Though merely a four-line wall inscription, this compact work achieves remarkable complexity: temporal interplay (present summer scenes versus remembered spring waters), spatial shifts (capital ponds versus Jiangnan marshes), and emotional turns (scenic delight versus homesick sorrow). Blending landscape depiction with life reflections, it demonstrates Wang Anshi's artistic mastery and emotional depth during middle age.
Artistic Merits
- Emotion within scenery, combining movement and stillness:
The poet uses serene summer landscapes to trigger profound nostalgia, seamlessly merging scene and sentiment where vibrant tranquility contains undercurrents of sorrow. - Vivid color contrasts:
"Emerald shade" paired with "drunk crimson" creates striking visual opposition that both characterizes the scenery and provides emotional subtext, showcasing Wang's chromatic sophistication and psychological insight. - Channeling homesickness through historic sites:
"Thirty-six marshes" functions as both actual scenery and symbolic Jiangnan, elevating the poem's conceptual layers by fusing personal emotion with cultural geography. - Concise yet profound language:
Using plain but potent diction within a balanced structure, the poem achieves far-reaching artistic conception.
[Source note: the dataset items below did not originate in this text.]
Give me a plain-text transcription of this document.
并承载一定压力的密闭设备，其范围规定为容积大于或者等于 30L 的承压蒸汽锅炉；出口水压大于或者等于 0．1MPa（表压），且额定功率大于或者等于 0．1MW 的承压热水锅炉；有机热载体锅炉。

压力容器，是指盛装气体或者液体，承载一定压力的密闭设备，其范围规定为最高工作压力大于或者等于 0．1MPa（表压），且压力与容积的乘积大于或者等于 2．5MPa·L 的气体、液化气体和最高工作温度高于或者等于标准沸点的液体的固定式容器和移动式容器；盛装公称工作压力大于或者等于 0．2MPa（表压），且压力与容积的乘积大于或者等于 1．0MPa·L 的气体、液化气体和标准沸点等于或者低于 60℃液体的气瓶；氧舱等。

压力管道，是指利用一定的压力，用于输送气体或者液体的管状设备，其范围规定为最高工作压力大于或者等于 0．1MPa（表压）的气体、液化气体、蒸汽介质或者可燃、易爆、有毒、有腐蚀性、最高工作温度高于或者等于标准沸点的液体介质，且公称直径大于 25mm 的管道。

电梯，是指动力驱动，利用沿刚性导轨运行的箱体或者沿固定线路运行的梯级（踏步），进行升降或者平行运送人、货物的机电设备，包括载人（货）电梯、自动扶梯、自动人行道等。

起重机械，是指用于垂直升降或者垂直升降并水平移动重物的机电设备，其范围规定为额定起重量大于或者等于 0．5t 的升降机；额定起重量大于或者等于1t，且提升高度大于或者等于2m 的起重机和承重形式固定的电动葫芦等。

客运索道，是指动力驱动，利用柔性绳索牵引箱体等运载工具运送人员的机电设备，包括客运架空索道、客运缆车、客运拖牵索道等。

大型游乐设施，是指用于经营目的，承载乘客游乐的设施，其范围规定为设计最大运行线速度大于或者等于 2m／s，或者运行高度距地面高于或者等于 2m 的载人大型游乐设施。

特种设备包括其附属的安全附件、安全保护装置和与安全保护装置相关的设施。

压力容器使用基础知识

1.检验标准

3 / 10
The closing line "white-haired, I long for Jiangnan" delivers tremendous emotional force through apparent simplicity.
Insights
This compact work embodies deep sentiment and time-tempered wisdom. It reminds us that middle age often brings poignant reflections on the past when encountering familiar landscapes. During life's hurried journey, each return to old haunts and each recognition of changing scenery may awaken our deepest yearnings for bygone days, loved ones, and roots. This homesick attachment and silent sigh before time's passage perhaps constitute life's most authentic emotions—where Wang Anshi transforms personal nostalgia into universal resonance through poetic distillation.
About the Poet
Wang Anshi (王安石 1021 - 1086), a native of Linchuan in Jiangxi, was an outstanding statesman, writer, and thinker of the Northern Song Dynasty, counted among the "Eight Great Prose Masters of the Tang and Song Dynasties." His poetic achievements were particularly profound—his early works, filled with heroic language, revealed the ambition of a reformer. Though his ci poetry was few in number, it pioneered new realms of historical reflection. His poetry and prose combined intellectual depth with artistic value, and the over 1,500 works preserved in The Collected Works of Linchuan stand as a monumental testament to literary innovation in Song Dynasty literature.